The 1950s War of the Worlds had a similar problem. The soldiers are going to lose; the nuclear bomber is going to lose; the aliens are untouchable. The action sequences aren’t really action sequences at all. They’re literally action-packed in the sense that there are explosions and so forth; but there’s a difference between e.g. the London marathon and a movie action sequence. They both have motion and dynamism, but the former is just a lot of sweaty people running for fun and glory whereas the latter has meaning and purpose and emotional resonance.

Yeah, Will Smith manages to down an alien fighter, but it’s a total fluke. I would have shown at least some of the aerial action having an effect. Make it look as if we might just possibly win, until the aliens unleash their reinforcements. Have our side fight hard and push the aliens back a bit, even though we’re doomed. As it stands we just lose, and lose again, and then we magic a solution out of a Macintosh and then we win. The story is fundamentally broken. A good action sequence should have a tense, edge-of-the-seat quality, not just one side repeatedly failing to scratch the other side and then losing. Imagine if the Ali-Foreman fight had consisted of Foreman punching Ali really hard over and over again, and then Ali just falls onto the mat and loses. That’s basically Independence Day, except that in Independence Day Ali uses a Mac Powerbook to write a virus which he then implants into George Foreman’s brain - via his nose - which causes Foreman’s brain to shut down at which point Ali has to punch him in a very special place. And the poor ostrich died for nothing. That’s called a mixed metaphor, it’s one of the fundamental underpinnings of the Alan Partridge series.

All those people who enjoyed the film. They were wrong. Wrong to enjoy it. They should have disrespected it, by throwing popcorn at the screen. “Curse you”, the audience should have said, “for your fundamental inability to grasp the basics of motivation and tension and so forth”.

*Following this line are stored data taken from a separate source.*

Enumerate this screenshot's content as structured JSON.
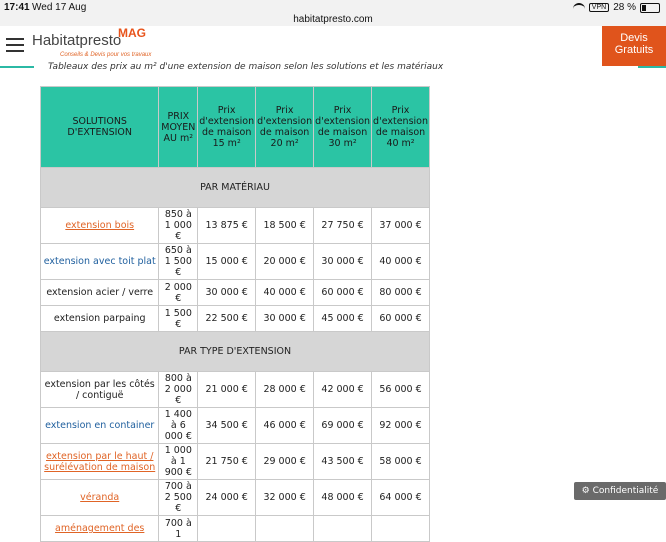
{
  "status": {
    "time": "17:41",
    "date": "Wed 17 Aug",
    "url": "habitatpresto.com",
    "vpn": "VPN",
    "battery": "28 %"
  },
  "header": {
    "logo_main": "Habitatpresto",
    "logo_mag": "MAG",
    "tagline": "Conseils & Devis pour vos travaux",
    "devis_line1": "Devis",
    "devis_line2": "Gratuits"
  },
  "caption": "Tableaux des prix au m² d'une extension de maison selon les solutions et les matériaux",
  "table": {
    "headers": [
      "SOLUTIONS D'EXTENSION",
      "PRIX MOYEN AU m²",
      "Prix d'extension de maison 15 m²",
      "Prix d'extension de maison 20 m²",
      "Prix d'extension de maison 30 m²",
      "Prix d'extension de maison 40 m²"
    ],
    "section1": "PAR MATÉRIAU",
    "section2": "PAR TYPE D'EXTENSION",
    "rows1": [
      [
        "extension bois",
        "850 à 1 000 €",
        "13 875 €",
        "18 500 €",
        "27 750 €",
        "37 000 €"
      ],
      [
        "extension avec toit plat",
        "650 à 1 500 €",
        "15 000 €",
        "20 000 €",
        "30 000 €",
        "40 000 €"
      ],
      [
        "extension acier / verre",
        "2 000 €",
        "30 000 €",
        "40 000 €",
        "60 000 €",
        "80 000 €"
      ],
      [
        "extension parpaing",
        "1 500 €",
        "22 500 €",
        "30 000 €",
        "45 000 €",
        "60 000 €"
      ]
    ],
    "rows2": [
      [
        "extension par les côtés / contiguë",
        "800 à 2 000 €",
        "21 000 €",
        "28 000 €",
        "42 000 €",
        "56 000 €"
      ],
      [
        "extension en container",
        "1 400 à 6 000 €",
        "34 500 €",
        "46 000 €",
        "69 000 €",
        "92 000 €"
      ],
      [
        "extension par le haut / surélévation de maison",
        "1 000 à 1 900 €",
        "21 750 €",
        "29 000 €",
        "43 500 €",
        "58 000 €"
      ],
      [
        "véranda",
        "700 à 2 500 €",
        "24 000 €",
        "32 000 €",
        "48 000 €",
        "64 000 €"
      ],
      [
        "aménagement des",
        "700 à 1",
        "",
        "",
        "",
        ""
      ]
    ]
  },
  "cookie": "Confidentialité"
}
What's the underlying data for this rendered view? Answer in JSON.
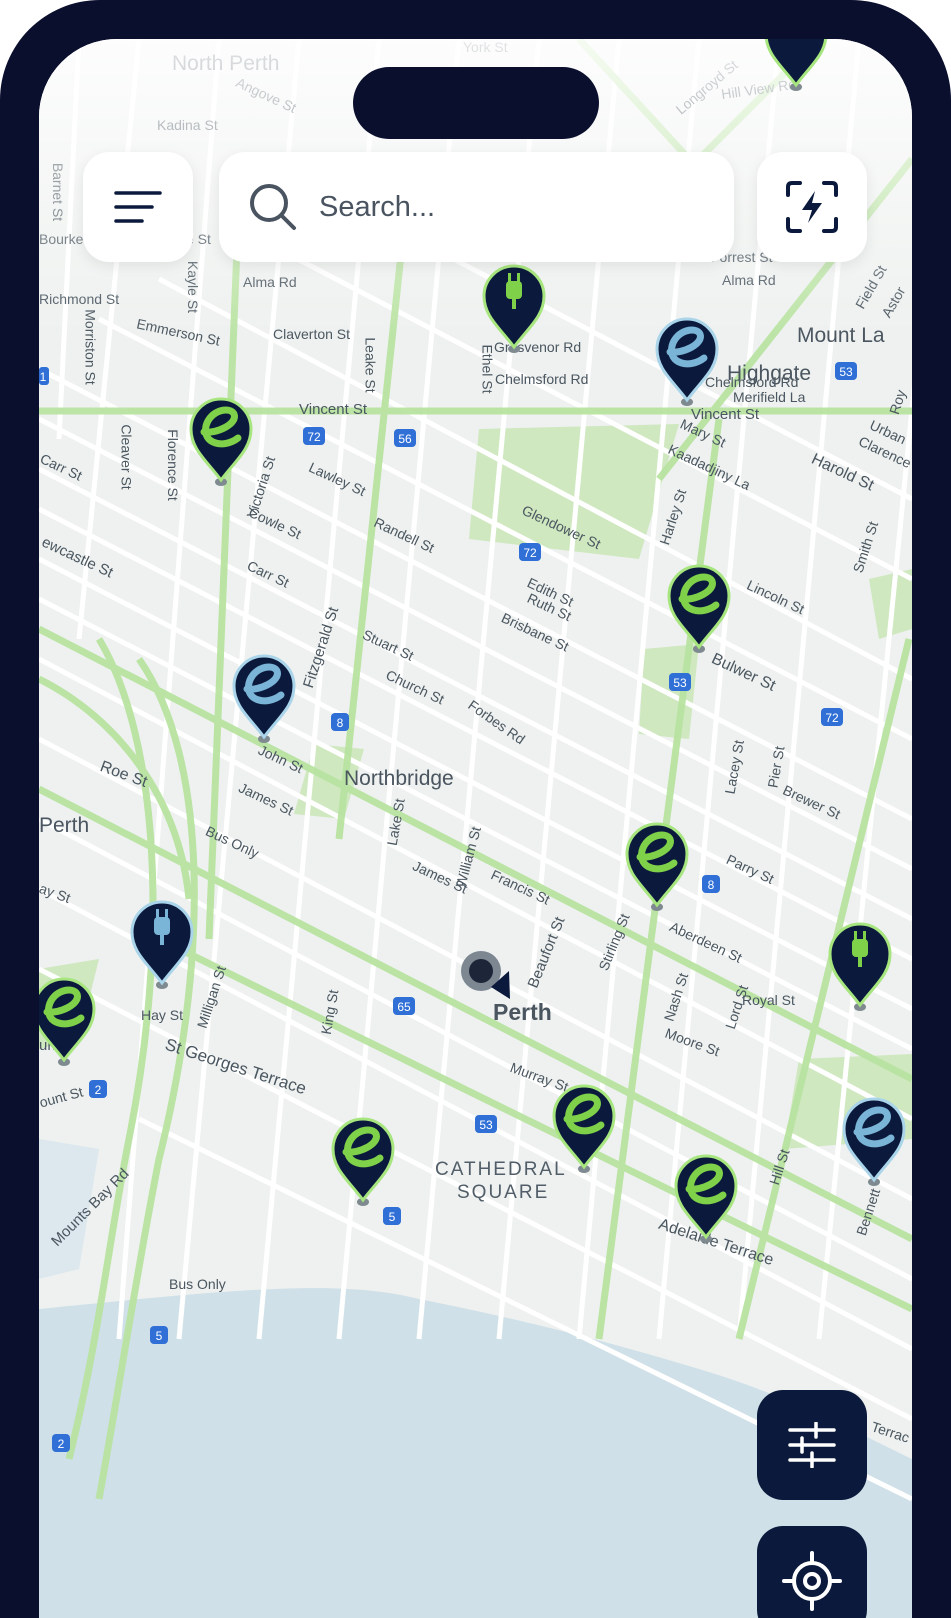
{
  "search": {
    "placeholder": "Search..."
  },
  "map": {
    "places": {
      "north_perth": "North Perth",
      "highgate": "Highgate",
      "mount_lawley": "Mount La",
      "northbridge": "Northbridge",
      "perth": "Perth",
      "perth_west": "Perth",
      "cathedral_1": "CATHEDRAL",
      "cathedral_2": "SQUARE"
    },
    "streets": {
      "angove": "Angove St",
      "kadina": "Kadina St",
      "alma_w": "Alma Rd",
      "alma_e": "Alma Rd",
      "richmond": "Richmond St",
      "emmerson": "Emmerson St",
      "claverton": "Claverton St",
      "grosvenor": "Grosvenor Rd",
      "chelmsford_w": "Chelmsford Rd",
      "chelmsford_e": "Chelmsford Rd",
      "merifield": "Merifield La",
      "vincent_w": "Vincent St",
      "vincent_e": "Vincent St",
      "forrest_w": "Forrest St",
      "forrest_e": "Forrest St",
      "longroyd": "Longroyd St",
      "hill_view": "Hill View Rd",
      "bourke": "Bourke",
      "carr_w": "Carr St",
      "carr": "Carr St",
      "lawley": "Lawley St",
      "cowle": "Cowle St",
      "randell": "Randell St",
      "glendower": "Glendower St",
      "newcastle": "ewcastle St",
      "mary": "Mary St",
      "kaadadjiny": "Kaadadjiny La",
      "harold": "Harold St",
      "lincoln": "Lincoln St",
      "bulwer": "Bulwer St",
      "edith": "Edith St",
      "ruth": "Ruth St",
      "brisbane": "Brisbane St",
      "stuart": "Stuart St",
      "church": "Church St",
      "forbes": "Forbes Rd",
      "john": "John St",
      "roe": "Roe St",
      "james_w": "James St",
      "james": "James St",
      "bus_only": "Bus Only",
      "francis": "Francis St",
      "parry": "Parry St",
      "brewer": "Brewer St",
      "aberdeen": "Aberdeen St",
      "royal": "Royal St",
      "moore": "Moore St",
      "st_georges": "St Georges Terrace",
      "murray": "Murray St",
      "adelaide": "Adelaide Terrace",
      "mounts_bay": "Mounts Bay Rd",
      "bus_only_2": "Bus Only",
      "william": "William St",
      "beaufort": "Beaufort St",
      "stirling": "Stirling St",
      "fitzgerald": "Fitzgerald St",
      "milligan": "Milligan St",
      "lord": "Lord St",
      "hay": "Hay St",
      "hill": "Hill St",
      "lacey": "Lacey St",
      "pier": "Pier St",
      "nash": "Nash St",
      "smith": "Smith St",
      "bennett": "Bennett",
      "king": "King St",
      "lake": "Lake St",
      "leake": "Leake St",
      "ethel": "Ethel St",
      "cleaver": "Cleaver St",
      "florence": "Florence St",
      "victoria": "Victoria St",
      "harley": "Harley St",
      "kayle": "Kayle St",
      "morriston": "Morriston St",
      "barnet": "Barnet St",
      "hay_w": "ay St",
      "un_st": "un St",
      "ount_st": "ount St",
      "york": "York St",
      "urban": "Urban",
      "clarence": "Clarence",
      "astor": "Astor",
      "field": "Field St",
      "terrace_e": "Terrac",
      "le_st": "ke St",
      "bent": "Roy"
    },
    "shields": {
      "s72a": "72",
      "s56": "56",
      "s72b": "72",
      "s53a": "53",
      "s53b": "53",
      "s72c": "72",
      "s8a": "8",
      "s8b": "8",
      "s65": "65",
      "s53c": "53",
      "s5a": "5",
      "s5b": "5",
      "s2a": "2",
      "s2b": "2",
      "s1": "1"
    },
    "colors": {
      "pin_dark": "#0b1a3c",
      "accent_green": "#7fd14a",
      "accent_blue": "#7ab4d6"
    }
  }
}
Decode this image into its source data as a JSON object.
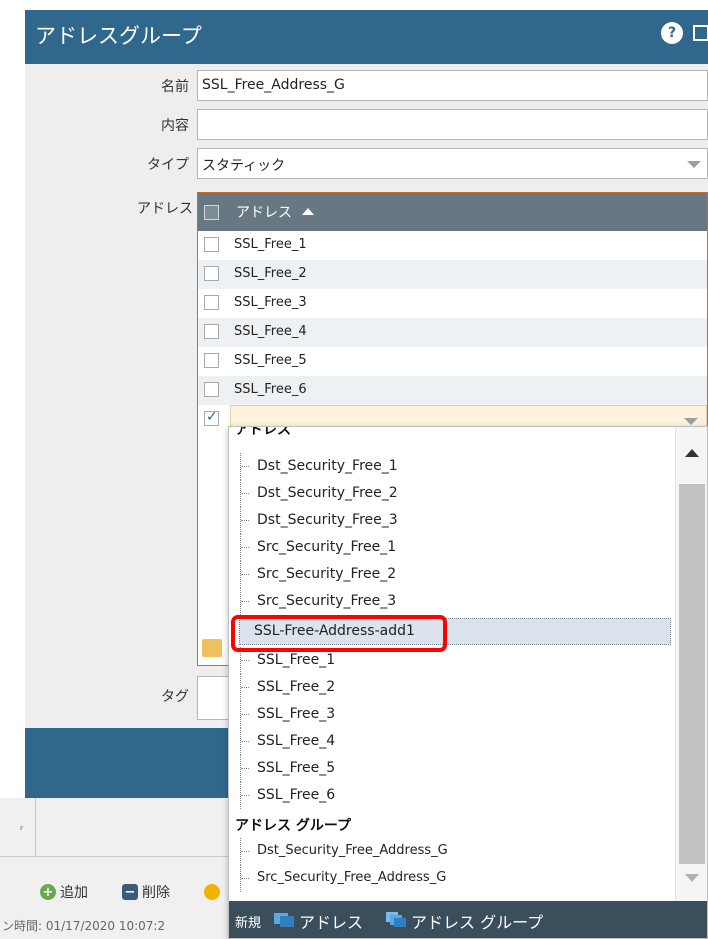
{
  "dialog": {
    "title": "アドレスグループ",
    "help_icon": "?",
    "fields": {
      "name_label": "名前",
      "name_value": "SSL_Free_Address_G",
      "description_label": "内容",
      "description_value": "",
      "type_label": "タイプ",
      "type_value": "スタティック",
      "address_label": "アドレス",
      "tag_label": "タグ"
    },
    "grid": {
      "header": "アドレス",
      "rows": [
        "SSL_Free_1",
        "SSL_Free_2",
        "SSL_Free_3",
        "SSL_Free_4",
        "SSL_Free_5",
        "SSL_Free_6"
      ],
      "editing_row_value": ""
    }
  },
  "dropdown": {
    "group_addresses_label": "アドレス",
    "addresses": [
      "Dst_Security_Free_1",
      "Dst_Security_Free_2",
      "Dst_Security_Free_3",
      "Src_Security_Free_1",
      "Src_Security_Free_2",
      "Src_Security_Free_3",
      "SSL-Free-Address-add1",
      "SSL_Free_1",
      "SSL_Free_2",
      "SSL_Free_3",
      "SSL_Free_4",
      "SSL_Free_5",
      "SSL_Free_6"
    ],
    "selected_item": "SSL-Free-Address-add1",
    "group_groups_label": "アドレス グループ",
    "groups": [
      "Dst_Security_Free_Address_G",
      "Src_Security_Free_Address_G"
    ],
    "footer": {
      "new_label": "新規",
      "address_button": "アドレス",
      "address_group_button": "アドレス グループ"
    }
  },
  "background": {
    "add_label": "追加",
    "delete_label": "削除",
    "status_text": "ン時間: 01/17/2020 10:07:2"
  },
  "colors": {
    "title_bar": "#30688d",
    "grid_header": "#687883",
    "grid_border": "#d2691e",
    "highlight": "#ff0000",
    "dropdown_footer": "#3b4e5c"
  }
}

I mean, at least in Godzilla they established that the creature might have been hurt by missiles and so forth, even though we knew it wasn’t going to get the chop until the end of the film.

This, a million times over.

I can buy the notion of city sized spaceships. I can buy that they come crashing down with no major seismic repercussions. I can even buy the entire bit about the computer virus.

But the one thing that takes me out of the movie is that damn dog outrunning the giant fireball as it’s literally nipping at his heels.